I disagree that anyone who poses an ethical thought experiment has a burden to supply a realistic amount of context—simplified thought experiments can be useful. I’d understand your viewpoint better if you could explain why you believe they have that burden.
The trolley problem, free from any context, is sufficient to illustrate a conflict between deontology and utilitarianism, which is all that it’s meant to do. It’s true that it’s not a realistic problem, but it makes a valid (if simple) point that would be destroyed by requiring additional context.
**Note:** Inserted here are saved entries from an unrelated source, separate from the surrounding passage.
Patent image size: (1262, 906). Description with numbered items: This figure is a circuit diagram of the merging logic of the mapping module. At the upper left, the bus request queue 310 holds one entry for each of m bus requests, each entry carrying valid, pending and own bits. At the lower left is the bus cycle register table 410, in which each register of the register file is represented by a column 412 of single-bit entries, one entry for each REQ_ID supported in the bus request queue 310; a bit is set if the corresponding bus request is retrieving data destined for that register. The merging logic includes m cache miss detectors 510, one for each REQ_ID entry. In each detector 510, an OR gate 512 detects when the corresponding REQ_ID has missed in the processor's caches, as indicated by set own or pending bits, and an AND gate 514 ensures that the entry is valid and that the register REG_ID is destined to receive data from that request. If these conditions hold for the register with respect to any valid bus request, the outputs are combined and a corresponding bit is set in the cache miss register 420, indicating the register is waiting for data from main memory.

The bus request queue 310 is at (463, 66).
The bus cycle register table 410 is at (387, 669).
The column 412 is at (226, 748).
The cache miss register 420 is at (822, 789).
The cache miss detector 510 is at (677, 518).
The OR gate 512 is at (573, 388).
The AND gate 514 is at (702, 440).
It’s easy to respond to a question that doesn’t contain much information with “It depends” (which is equivalent to saying “I don’t know”), but you still have to make a guess. All else being the same, it’s better to let 1 person die than 5. Summed over all possible worlds that fall under that description, the greatest utility comes from saving the most people. Discovering that the 1 is your friend and the 5 are SS should cause you to update your probability estimate of the situation, followed by its value in your utility function. Further finding out that the SS officers are traitors on their way to assassinate Hitler and your friend is secretly trying to stop them should cause another update. There’s always some evidence that you could potentially hear that would change your understanding; refusing to decide in the absence of more evidence is a mistake. Make your best estimate and update it as you can.
The only additional complexity that ethical questions have that empirical questions don’t is in your utility function. It’s equally valid to say “answers to empirical questions are usually context-dependent”, which I take to mean something like “I would update my answer if I saw more evidence”. But you still need a prior, which is what the trolley problem is meant to draw out: what prior utility estimates do utilitarianism/deontology/virtue ethics give over the action space of pulling/not pulling the lever? Discovering and comparing these priors is useful. The Harvard students are correct in answering the question as asked. Treating the thought experiment as a practical problem in which you expect more information is missing the point.